The Continental Illinois Bank, the eighth largest in the United States has been rescued by a massive whip-round by other banks.
In addition the Federal Reserve Board has agreed to find immediate cash to satisfy frightened depositors. The Federal Deposit Insurance Corporation has said that it will protect all general creditors of the Bank.
There is a warning here for American and some Europoean Banks.
They have lent to desperate developing nations because they saw the possibility of high returns from rapid growth.
They made it easy for these countries to take up a steadily increasing number of loans.
When some of these banks began to realise that initial capital outlay was not necessarily recoverable, they were faced with a liquidity crisis.
A cry for help went out to the IMF. The usual IMF answer is to compel debtor governments to make severe economies as a condition of loan rescheduling.

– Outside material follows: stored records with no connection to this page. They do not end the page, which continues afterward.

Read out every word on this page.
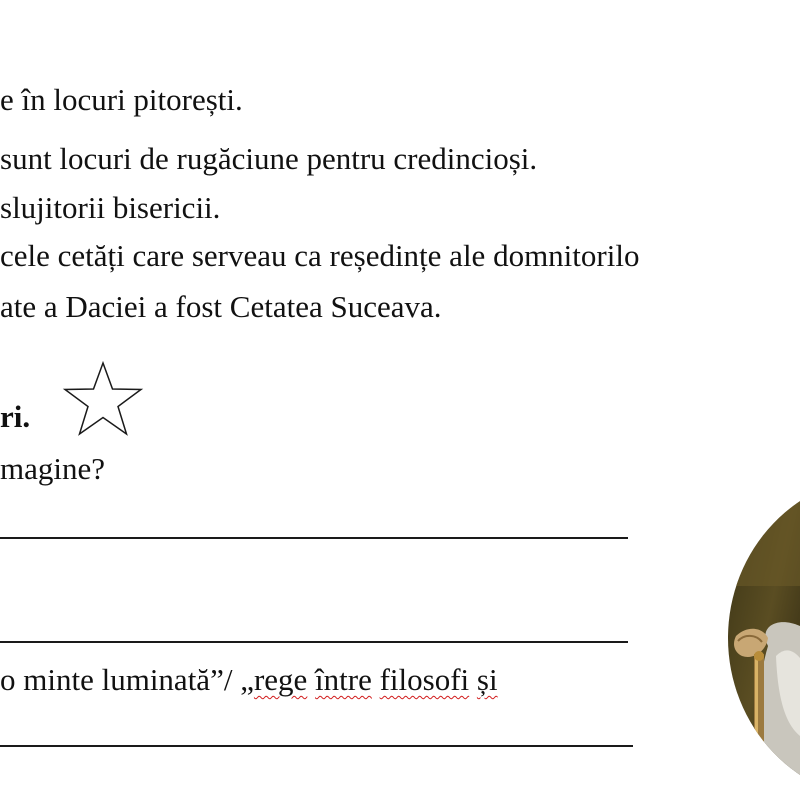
e în locuri pitorești.
sunt locuri de rugăciune pentru credincioși.
slujitorii bisericii.
cele cetăți care serveau ca reședințe ale domnitorilo
ate a Daciei a fost Cetatea Suceava.
ri.
magine?
o minte luminată”/ „rege între filosofi și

It is the poor of the third world who suffer. Their standards of living — often already far too low — decline still further. Output plummets, the poorest countries can no longer afford to buy vital "inputs" with which to improve their agriculture. At the same time, interest rates continue to rise. The debtor countries are locked in an apparently unbreakable cell of hopelessness.
We should remind ourselves that it is little more than 60 years since Chesterton and Belloc anathematised modern usury and some Catholics laughed at them.